The Center for Data Innovation spoke with Harald Gölles, CTO and co-founder of SearchInk, a German startup that produces a machine-learning tool for computerized searches of scanned handwritten texts. Gölles discussed the challenges handwriting poses to computers and the opportunities that machine learning unlocks for researchers.
Nick Wallace: SearchInk makes it possible to scan handwritten documents and search the digitized files. What is the key challenge of digitizing handwritten texts?
Harald Gölles: The problem with handwritten texts is it is more difficult, and sometimes impossible, to read individual characters in isolation—which is how computers typically interpret print. If you look at different writing styles, you will see the same letters written many different ways. Sometimes they’re clearly written, but often they’re just implied. An “S”, for example, may just be a line or a curve. This means some letters may be indistinguishable from a dash or a hyphen, and so can’t be understood in isolation. You cannot decode handwriting character by character in the way you can print. You have to interpret a whole line of writing in order to get the meaning.

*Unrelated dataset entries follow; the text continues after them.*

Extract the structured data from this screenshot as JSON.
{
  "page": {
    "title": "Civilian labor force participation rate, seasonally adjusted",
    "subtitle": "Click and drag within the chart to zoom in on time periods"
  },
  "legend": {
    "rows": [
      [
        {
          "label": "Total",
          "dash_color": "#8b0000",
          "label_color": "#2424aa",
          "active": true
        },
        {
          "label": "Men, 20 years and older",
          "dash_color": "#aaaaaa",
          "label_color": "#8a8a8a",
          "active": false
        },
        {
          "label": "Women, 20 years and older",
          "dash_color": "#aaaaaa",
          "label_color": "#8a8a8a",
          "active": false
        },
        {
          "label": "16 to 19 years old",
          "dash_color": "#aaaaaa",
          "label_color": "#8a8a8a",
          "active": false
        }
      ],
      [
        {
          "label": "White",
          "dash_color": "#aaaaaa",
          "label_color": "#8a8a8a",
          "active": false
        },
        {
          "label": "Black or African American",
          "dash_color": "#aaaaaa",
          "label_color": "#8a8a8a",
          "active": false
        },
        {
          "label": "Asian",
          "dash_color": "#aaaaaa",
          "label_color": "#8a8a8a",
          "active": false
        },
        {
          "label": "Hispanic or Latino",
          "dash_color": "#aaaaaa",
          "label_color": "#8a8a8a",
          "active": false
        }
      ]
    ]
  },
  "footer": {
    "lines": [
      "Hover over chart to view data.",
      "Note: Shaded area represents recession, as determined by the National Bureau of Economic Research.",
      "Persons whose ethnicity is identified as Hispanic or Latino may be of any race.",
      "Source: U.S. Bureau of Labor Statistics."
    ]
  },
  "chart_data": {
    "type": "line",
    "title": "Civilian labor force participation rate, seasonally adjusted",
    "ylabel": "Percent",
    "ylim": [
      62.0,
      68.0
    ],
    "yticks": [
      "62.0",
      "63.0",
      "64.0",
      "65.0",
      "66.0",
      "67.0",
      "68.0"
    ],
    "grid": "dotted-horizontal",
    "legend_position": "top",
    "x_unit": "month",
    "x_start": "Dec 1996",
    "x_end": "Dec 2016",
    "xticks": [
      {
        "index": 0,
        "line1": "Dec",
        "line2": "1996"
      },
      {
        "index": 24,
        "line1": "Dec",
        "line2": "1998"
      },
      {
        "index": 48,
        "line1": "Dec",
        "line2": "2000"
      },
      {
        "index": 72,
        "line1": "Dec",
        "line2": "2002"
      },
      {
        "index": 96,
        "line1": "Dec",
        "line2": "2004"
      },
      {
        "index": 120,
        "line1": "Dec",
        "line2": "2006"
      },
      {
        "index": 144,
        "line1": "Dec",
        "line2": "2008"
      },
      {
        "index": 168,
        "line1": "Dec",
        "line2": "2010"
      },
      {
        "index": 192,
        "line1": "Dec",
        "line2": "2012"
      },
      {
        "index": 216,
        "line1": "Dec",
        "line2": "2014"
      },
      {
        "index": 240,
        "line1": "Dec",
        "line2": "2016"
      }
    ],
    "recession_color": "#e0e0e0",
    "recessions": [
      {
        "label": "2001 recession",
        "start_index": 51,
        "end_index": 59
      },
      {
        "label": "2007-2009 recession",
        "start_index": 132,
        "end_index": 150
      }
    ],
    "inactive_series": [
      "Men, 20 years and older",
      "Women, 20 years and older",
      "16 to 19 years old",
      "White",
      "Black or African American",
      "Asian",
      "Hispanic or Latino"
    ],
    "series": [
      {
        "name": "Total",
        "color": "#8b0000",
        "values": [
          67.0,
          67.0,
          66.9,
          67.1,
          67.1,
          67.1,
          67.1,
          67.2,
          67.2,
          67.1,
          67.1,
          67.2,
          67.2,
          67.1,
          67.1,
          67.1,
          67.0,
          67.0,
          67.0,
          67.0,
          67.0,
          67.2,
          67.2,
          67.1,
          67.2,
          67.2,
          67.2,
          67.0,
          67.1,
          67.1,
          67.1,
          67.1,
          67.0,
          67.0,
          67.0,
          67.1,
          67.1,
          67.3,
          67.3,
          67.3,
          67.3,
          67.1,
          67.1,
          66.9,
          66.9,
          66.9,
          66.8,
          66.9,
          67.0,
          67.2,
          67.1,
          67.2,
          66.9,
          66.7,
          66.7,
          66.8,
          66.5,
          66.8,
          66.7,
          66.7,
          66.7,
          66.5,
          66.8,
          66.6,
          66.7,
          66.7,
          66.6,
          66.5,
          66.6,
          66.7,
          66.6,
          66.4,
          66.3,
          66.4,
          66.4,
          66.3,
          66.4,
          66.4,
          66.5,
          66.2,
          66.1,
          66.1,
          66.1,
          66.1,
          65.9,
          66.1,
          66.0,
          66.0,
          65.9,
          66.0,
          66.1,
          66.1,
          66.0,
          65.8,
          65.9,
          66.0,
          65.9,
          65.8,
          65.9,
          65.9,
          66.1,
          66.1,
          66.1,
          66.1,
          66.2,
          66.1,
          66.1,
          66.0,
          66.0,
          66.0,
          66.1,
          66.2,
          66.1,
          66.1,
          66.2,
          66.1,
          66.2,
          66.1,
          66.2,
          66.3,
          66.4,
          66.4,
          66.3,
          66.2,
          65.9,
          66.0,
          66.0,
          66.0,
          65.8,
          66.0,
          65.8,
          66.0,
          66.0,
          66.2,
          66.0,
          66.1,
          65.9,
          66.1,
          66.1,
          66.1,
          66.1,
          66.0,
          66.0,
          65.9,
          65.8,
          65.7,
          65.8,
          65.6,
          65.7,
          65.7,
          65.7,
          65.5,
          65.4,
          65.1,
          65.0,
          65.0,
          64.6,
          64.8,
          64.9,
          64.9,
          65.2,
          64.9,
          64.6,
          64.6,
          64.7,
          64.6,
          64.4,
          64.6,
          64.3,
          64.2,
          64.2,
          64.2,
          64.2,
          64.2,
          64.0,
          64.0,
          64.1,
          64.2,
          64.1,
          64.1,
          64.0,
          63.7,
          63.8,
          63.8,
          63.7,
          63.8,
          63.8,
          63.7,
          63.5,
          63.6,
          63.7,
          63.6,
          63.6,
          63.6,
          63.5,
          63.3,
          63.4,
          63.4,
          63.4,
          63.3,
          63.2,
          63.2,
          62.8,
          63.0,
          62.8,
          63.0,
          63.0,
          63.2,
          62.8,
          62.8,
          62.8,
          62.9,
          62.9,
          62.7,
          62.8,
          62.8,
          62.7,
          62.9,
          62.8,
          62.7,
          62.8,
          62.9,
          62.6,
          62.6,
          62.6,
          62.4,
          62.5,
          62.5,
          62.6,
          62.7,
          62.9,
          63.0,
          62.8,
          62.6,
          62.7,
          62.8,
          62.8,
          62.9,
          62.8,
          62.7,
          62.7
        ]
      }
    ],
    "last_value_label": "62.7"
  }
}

This is not the same as an electronic pen on a computer. There, the problem is already solved, because the machine can see the motion of the writing. It can see the text being created—it has a lot more information to work with. But with ink writing, the machine only has the finished product, which makes it harder to interpret.
Wallace: How do you teach the software to recognize all the different varieties of handwriting out there?

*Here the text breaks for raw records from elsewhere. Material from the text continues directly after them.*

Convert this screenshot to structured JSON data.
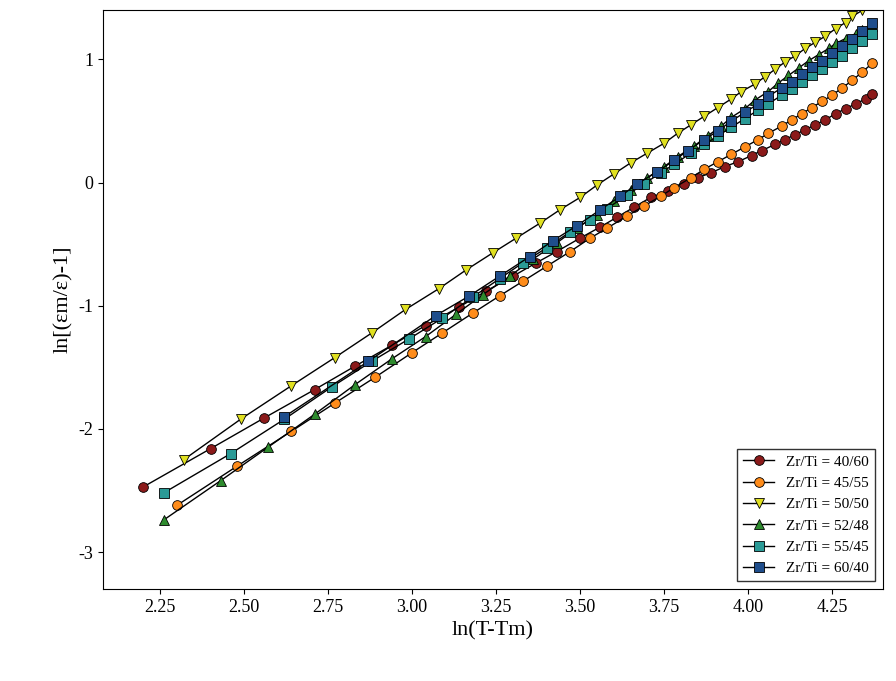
{
  "chart_data": {
    "type": "line",
    "x_label": "ln(T-Tm)",
    "y_label": "ln[(εm/ε)-1]",
    "xlim": [
      2.08,
      4.4
    ],
    "ylim": [
      -3.3,
      1.4
    ],
    "xticks": [
      2.25,
      {
        "value": 2.5,
        "label": "2.50"
      },
      2.75,
      {
        "value": 3.0,
        "label": "3.00"
      },
      3.25,
      {
        "value": 3.5,
        "label": "3.50"
      },
      3.75,
      {
        "value": 4.0,
        "label": "4.00"
      },
      4.25
    ],
    "yticks": [
      -3,
      -2,
      -1,
      0,
      1
    ],
    "grid": false,
    "legend": "lower right",
    "series": [
      {
        "name": "Zr/Ti = 40/60",
        "color": "#8b1a1a",
        "marker": "circle",
        "line_style": "solid",
        "x": [
          2.2,
          2.4,
          2.56,
          2.71,
          2.83,
          2.94,
          3.04,
          3.14,
          3.22,
          3.3,
          3.37,
          3.43,
          3.5,
          3.56,
          3.61,
          3.66,
          3.71,
          3.76,
          3.81,
          3.85,
          3.89,
          3.93,
          3.97,
          4.01,
          4.04,
          4.08,
          4.11,
          4.14,
          4.17,
          4.2,
          4.23,
          4.26,
          4.29,
          4.32,
          4.35,
          4.37
        ],
        "values": [
          -2.47,
          -2.16,
          -1.91,
          -1.68,
          -1.49,
          -1.32,
          -1.16,
          -1.01,
          -0.88,
          -0.76,
          -0.65,
          -0.56,
          -0.45,
          -0.36,
          -0.28,
          -0.2,
          -0.12,
          -0.07,
          -0.01,
          0.04,
          0.08,
          0.13,
          0.17,
          0.22,
          0.26,
          0.31,
          0.35,
          0.39,
          0.43,
          0.47,
          0.51,
          0.56,
          0.6,
          0.64,
          0.68,
          0.72
        ]
      },
      {
        "name": "Zr/Ti = 45/55",
        "color": "#ff8c1a",
        "marker": "circle",
        "line_style": "solid",
        "x": [
          2.3,
          2.48,
          2.64,
          2.77,
          2.89,
          3.0,
          3.09,
          3.18,
          3.26,
          3.33,
          3.4,
          3.47,
          3.53,
          3.58,
          3.64,
          3.69,
          3.74,
          3.78,
          3.83,
          3.87,
          3.91,
          3.95,
          3.99,
          4.03,
          4.06,
          4.1,
          4.13,
          4.16,
          4.19,
          4.22,
          4.25,
          4.28,
          4.31,
          4.34,
          4.37
        ],
        "values": [
          -2.62,
          -2.3,
          -2.02,
          -1.79,
          -1.58,
          -1.38,
          -1.22,
          -1.06,
          -0.92,
          -0.8,
          -0.68,
          -0.56,
          -0.45,
          -0.37,
          -0.27,
          -0.19,
          -0.11,
          -0.04,
          0.04,
          0.11,
          0.17,
          0.23,
          0.29,
          0.35,
          0.4,
          0.46,
          0.51,
          0.56,
          0.61,
          0.66,
          0.71,
          0.77,
          0.83,
          0.9,
          0.97
        ]
      },
      {
        "name": "Zr/Ti = 50/50",
        "color": "#e0e020",
        "marker": "triangle_down",
        "line_style": "solid",
        "x": [
          2.32,
          2.49,
          2.64,
          2.77,
          2.88,
          2.98,
          3.08,
          3.16,
          3.24,
          3.31,
          3.38,
          3.44,
          3.5,
          3.55,
          3.6,
          3.65,
          3.7,
          3.75,
          3.79,
          3.83,
          3.87,
          3.91,
          3.95,
          3.98,
          4.02,
          4.05,
          4.08,
          4.11,
          4.14,
          4.17,
          4.2,
          4.23,
          4.26,
          4.29,
          4.31,
          4.34
        ],
        "values": [
          -2.25,
          -1.92,
          -1.65,
          -1.42,
          -1.22,
          -1.03,
          -0.86,
          -0.71,
          -0.57,
          -0.45,
          -0.33,
          -0.22,
          -0.12,
          -0.02,
          0.07,
          0.16,
          0.24,
          0.32,
          0.4,
          0.47,
          0.54,
          0.61,
          0.68,
          0.74,
          0.8,
          0.86,
          0.92,
          0.98,
          1.03,
          1.09,
          1.14,
          1.19,
          1.25,
          1.3,
          1.35,
          1.4
        ]
      },
      {
        "name": "Zr/Ti = 52/48",
        "color": "#2e8b2e",
        "marker": "triangle_up",
        "line_style": "solid",
        "x": [
          2.26,
          2.43,
          2.57,
          2.71,
          2.83,
          2.94,
          3.04,
          3.13,
          3.21,
          3.29,
          3.36,
          3.43,
          3.49,
          3.55,
          3.6,
          3.65,
          3.7,
          3.75,
          3.79,
          3.84,
          3.88,
          3.92,
          3.95,
          3.99,
          4.02,
          4.06,
          4.09,
          4.12,
          4.15,
          4.18,
          4.21,
          4.24,
          4.26,
          4.29,
          4.32,
          4.34,
          4.37
        ],
        "values": [
          -2.74,
          -2.42,
          -2.15,
          -1.88,
          -1.64,
          -1.43,
          -1.25,
          -1.07,
          -0.91,
          -0.76,
          -0.62,
          -0.49,
          -0.37,
          -0.26,
          -0.15,
          -0.06,
          0.04,
          0.13,
          0.21,
          0.3,
          0.38,
          0.46,
          0.53,
          0.6,
          0.67,
          0.74,
          0.81,
          0.87,
          0.93,
          0.99,
          1.04,
          1.09,
          1.13,
          1.17,
          1.21,
          1.24,
          1.27
        ]
      },
      {
        "name": "Zr/Ti = 55/45",
        "color": "#2a9a96",
        "marker": "square",
        "line_style": "solid",
        "x": [
          2.26,
          2.46,
          2.62,
          2.76,
          2.88,
          2.99,
          3.09,
          3.18,
          3.26,
          3.33,
          3.4,
          3.47,
          3.53,
          3.58,
          3.64,
          3.69,
          3.74,
          3.78,
          3.83,
          3.87,
          3.91,
          3.95,
          3.99,
          4.03,
          4.06,
          4.1,
          4.13,
          4.16,
          4.19,
          4.22,
          4.25,
          4.28,
          4.31,
          4.34,
          4.37
        ],
        "values": [
          -2.52,
          -2.2,
          -1.92,
          -1.66,
          -1.45,
          -1.27,
          -1.1,
          -0.93,
          -0.78,
          -0.65,
          -0.53,
          -0.4,
          -0.3,
          -0.21,
          -0.1,
          -0.01,
          0.08,
          0.15,
          0.24,
          0.31,
          0.38,
          0.45,
          0.52,
          0.59,
          0.64,
          0.71,
          0.76,
          0.82,
          0.87,
          0.92,
          0.98,
          1.03,
          1.09,
          1.15,
          1.21
        ]
      },
      {
        "name": "Zr/Ti = 60/40",
        "color": "#1f4e8c",
        "marker": "square",
        "line_style": "solid",
        "x": [
          2.62,
          2.87,
          3.07,
          3.17,
          3.26,
          3.35,
          3.42,
          3.49,
          3.56,
          3.62,
          3.67,
          3.73,
          3.78,
          3.82,
          3.87,
          3.91,
          3.95,
          3.99,
          4.03,
          4.06,
          4.1,
          4.13,
          4.16,
          4.19,
          4.22,
          4.25,
          4.28,
          4.31,
          4.34,
          4.37
        ],
        "values": [
          -1.9,
          -1.45,
          -1.08,
          -0.92,
          -0.76,
          -0.6,
          -0.47,
          -0.35,
          -0.22,
          -0.11,
          -0.01,
          0.09,
          0.18,
          0.26,
          0.35,
          0.42,
          0.5,
          0.57,
          0.64,
          0.7,
          0.77,
          0.82,
          0.88,
          0.94,
          0.99,
          1.05,
          1.11,
          1.17,
          1.23,
          1.3
        ]
      }
    ]
  }
}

Gölles: We use a technique called transfer learning. The neural network breaks words down in order to classify their components and then recognize them again in other words. Think of all the ways of writing the letter “S”: there may be a lot, but they do follow common patterns and styles. If you feed enough handwritten words into the machine, the neural network can quickly learn all of the common ways that letter can appear in different words, even if it isn’t recognizable on its own. Just as a human isn’t confused by one strangely-written “S” in the middle of a word, the machine can identify the letter based on the context in which it appears.
But the most exciting thing is the neural network can learn things about handwriting that are not obvious to a human reader. For example, we found the software can identify male or female names just by the way they’re written with 80 percent accuracy. This isn’t just down to the names themselves. It seems there is something in the handwriting that reveals what the writer knows about the subject, such as whether a person is male or female. We don’t even know what it is, but the machine can spot it.
Wallace: How does SearchInk’s ability to interpret handwriting compare to that of a human? For example, can it help us finally figure out what doctors’ scribbles are all about?
Gölles: The machine is better than humans at reconstructing texts that are just badly written. The software engine reduces everything that’s written to its base variations, whereas a human looks for meaning straight away—this gives the machine something of an advantage when it comes to “illegible” texts. So with a doctor’s note, it may well be that the text is incomprehensible to humans. But that doctor probably writes many, many prescriptions and sick notes, so the software can reduce it to its basic elements and compare it with all the other information in the neural network, giving the machine a better chance of understanding than a human.
But the software can only do this better than humans as long as the text adheres to some basic conventions of writing that the machine has seen before. For example, if we found an old book not written according to modern “rules”—perhaps in an earlier version of the language, or when writing standards were very different—the machine might need more information before it could interpret it, whereas a human may still be able to figure it out.
Wallace: SearchInk is owned by Qidenus, another company you co-founded, which applies digital technologies to books and archives, and also produces robotic book scanners. What do you think the impact could be of the automated ability to digitize and search any kind of text?
Gölles: The robots can flick through the pages of a whole book, without damaging it, and scan the entire thing. This makes the task of digitizing information much easier. When you add the ability to make it searchable, the most important implications are for research. Being able to search the content of books, instead of just their metadata, doesn’t just make it easier to find the specific book you’re looking for. It also allows you to use data-mining to ask broader questions. For example, if you’re researching a historical event, you can mine the archives records for very detailed effects of things that happened, and quantify that information. Also, at the moment you have to have access to the archives to get at those records. By digitizing them, and making them searchable, you can open them up to everyone—like open data—and then anyone can do their own research.
Wallace: Where do you want to see the technology go next? What is the next frontier?
Gölles: Semantics are the next frontier. Machines still don’t understand the meanings of words in the way humans do. Once you come to the point of being able to detect meanings, then you really have an extremely powerful tool on your hands. It could be applied to more or less anything, not just text, to search and mine for extremely complex information. For example, you could use it to search pictures: that means not just having software that can tell you what’s in the picture, but what the picture actually shows. For example, you already have software that can spot a dog in a picture; but a machine with a grasp of meaning could tell you that it’s not just a dog, it’s a dog playing catch.